Strong demand from importing nations and huge long positions from hedge funds propelled sugar to more than 18¢ per pound earlier this year, says James S. Cordier, chief trader at Liberty Trading Group. “There was a lot of talk about 22, and 24 and 30¢ sugar, and at 16¢ it sounded like a buy.” But purchases by China, India, Pakistan and Russia evaporated in April and May, right when Brazilian farmers went to market, and in mid September, world sugar dropped back near 11.50¢. “It was kind of a perfect storm,” says Cordier, who picks a range of 12¢ to 14¢, for sugar in October.
“I haven’t seen a reason to buy it,” says Peter A. Thomas, senior broker at RJO Futures, adding that supply is building.

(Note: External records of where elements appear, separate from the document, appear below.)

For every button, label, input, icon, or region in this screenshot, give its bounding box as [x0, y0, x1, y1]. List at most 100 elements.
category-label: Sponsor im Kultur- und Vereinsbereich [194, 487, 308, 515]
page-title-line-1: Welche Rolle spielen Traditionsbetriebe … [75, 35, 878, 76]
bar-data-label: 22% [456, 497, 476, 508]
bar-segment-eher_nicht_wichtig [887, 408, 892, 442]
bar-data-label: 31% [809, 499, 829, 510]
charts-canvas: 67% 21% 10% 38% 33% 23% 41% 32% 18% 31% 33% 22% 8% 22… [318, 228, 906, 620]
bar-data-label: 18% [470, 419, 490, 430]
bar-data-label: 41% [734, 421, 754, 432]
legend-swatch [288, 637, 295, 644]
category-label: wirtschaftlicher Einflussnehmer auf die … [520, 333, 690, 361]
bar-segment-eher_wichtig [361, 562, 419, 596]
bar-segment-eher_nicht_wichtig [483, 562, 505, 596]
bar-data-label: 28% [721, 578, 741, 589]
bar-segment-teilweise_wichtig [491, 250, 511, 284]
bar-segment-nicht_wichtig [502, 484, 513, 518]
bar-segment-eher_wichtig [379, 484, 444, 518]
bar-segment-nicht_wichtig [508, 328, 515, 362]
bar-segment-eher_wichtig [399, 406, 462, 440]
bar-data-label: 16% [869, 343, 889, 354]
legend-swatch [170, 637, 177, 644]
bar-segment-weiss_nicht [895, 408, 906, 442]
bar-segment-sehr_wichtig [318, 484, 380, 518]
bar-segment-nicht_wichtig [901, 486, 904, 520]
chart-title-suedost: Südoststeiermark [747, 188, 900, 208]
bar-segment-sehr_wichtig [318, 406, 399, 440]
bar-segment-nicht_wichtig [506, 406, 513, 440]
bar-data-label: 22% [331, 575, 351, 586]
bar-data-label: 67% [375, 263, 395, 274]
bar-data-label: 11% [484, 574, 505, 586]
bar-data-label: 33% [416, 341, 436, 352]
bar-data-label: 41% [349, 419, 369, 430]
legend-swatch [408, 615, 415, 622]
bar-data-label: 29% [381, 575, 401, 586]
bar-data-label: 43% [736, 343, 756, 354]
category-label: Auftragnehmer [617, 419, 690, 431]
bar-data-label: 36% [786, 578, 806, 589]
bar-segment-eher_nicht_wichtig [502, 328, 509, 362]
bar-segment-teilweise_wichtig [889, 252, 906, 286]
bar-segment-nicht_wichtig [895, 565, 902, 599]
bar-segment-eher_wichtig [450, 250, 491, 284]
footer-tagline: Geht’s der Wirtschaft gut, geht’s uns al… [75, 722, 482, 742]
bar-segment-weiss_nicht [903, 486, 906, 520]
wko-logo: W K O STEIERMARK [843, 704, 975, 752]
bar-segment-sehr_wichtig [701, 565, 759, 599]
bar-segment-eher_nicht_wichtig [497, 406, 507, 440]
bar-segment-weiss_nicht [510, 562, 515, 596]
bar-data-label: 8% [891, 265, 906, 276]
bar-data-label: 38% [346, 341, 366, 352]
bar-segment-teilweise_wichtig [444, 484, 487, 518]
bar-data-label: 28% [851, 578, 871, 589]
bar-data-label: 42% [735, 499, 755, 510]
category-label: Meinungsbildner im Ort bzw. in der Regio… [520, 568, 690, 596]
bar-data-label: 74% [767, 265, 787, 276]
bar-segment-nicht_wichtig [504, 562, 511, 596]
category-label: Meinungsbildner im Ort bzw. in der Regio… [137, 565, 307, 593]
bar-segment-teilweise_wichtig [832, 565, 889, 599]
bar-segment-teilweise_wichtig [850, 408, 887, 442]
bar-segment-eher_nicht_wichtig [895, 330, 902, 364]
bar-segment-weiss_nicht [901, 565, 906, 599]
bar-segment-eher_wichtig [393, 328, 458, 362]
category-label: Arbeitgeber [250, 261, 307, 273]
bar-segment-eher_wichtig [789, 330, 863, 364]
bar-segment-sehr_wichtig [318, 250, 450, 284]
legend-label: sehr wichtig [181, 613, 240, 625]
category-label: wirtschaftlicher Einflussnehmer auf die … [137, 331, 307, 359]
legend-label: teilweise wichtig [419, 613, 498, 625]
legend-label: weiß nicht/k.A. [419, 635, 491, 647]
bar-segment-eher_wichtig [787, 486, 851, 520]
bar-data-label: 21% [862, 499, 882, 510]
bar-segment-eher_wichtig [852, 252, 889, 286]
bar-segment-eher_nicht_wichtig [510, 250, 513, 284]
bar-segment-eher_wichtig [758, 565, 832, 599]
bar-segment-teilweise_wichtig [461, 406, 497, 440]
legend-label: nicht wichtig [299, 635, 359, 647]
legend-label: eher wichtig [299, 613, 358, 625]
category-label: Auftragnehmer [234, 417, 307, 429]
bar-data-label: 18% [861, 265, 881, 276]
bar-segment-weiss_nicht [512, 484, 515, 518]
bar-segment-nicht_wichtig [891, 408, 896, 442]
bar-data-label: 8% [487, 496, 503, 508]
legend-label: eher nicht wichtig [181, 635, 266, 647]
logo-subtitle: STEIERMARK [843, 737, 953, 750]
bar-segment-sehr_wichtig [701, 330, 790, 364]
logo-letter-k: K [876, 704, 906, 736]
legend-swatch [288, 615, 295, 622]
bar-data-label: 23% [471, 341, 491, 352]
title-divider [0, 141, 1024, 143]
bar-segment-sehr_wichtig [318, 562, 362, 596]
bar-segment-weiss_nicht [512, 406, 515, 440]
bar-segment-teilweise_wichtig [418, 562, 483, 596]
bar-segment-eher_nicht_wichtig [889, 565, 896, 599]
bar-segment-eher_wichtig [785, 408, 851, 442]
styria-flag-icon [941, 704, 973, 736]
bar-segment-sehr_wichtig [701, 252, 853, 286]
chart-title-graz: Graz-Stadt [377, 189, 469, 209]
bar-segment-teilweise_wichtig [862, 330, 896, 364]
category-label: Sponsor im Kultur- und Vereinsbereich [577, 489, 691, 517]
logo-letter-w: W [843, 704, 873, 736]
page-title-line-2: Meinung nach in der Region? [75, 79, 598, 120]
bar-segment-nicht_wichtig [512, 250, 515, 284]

In a demonstration of its commitment to energy self-sufficiency, production leader Brazil planted 1 million new hectares of sugar cane. “They had the army out there planting sugar cane,” he exclaims, adding sugar will bottom out near 10.99¢, and hit 14.61¢ for a high.
Boyd Cruel, senior softs analyst at Alaron, expects speculative long liquidation to continue through October due to lack of demand and lower energy prices. “The only thing that could turn it around right now is if we see demand from Russia, India and or China.” Cruel expects March sugar to retest support at 12¢ and test resistance at 14¢ during October.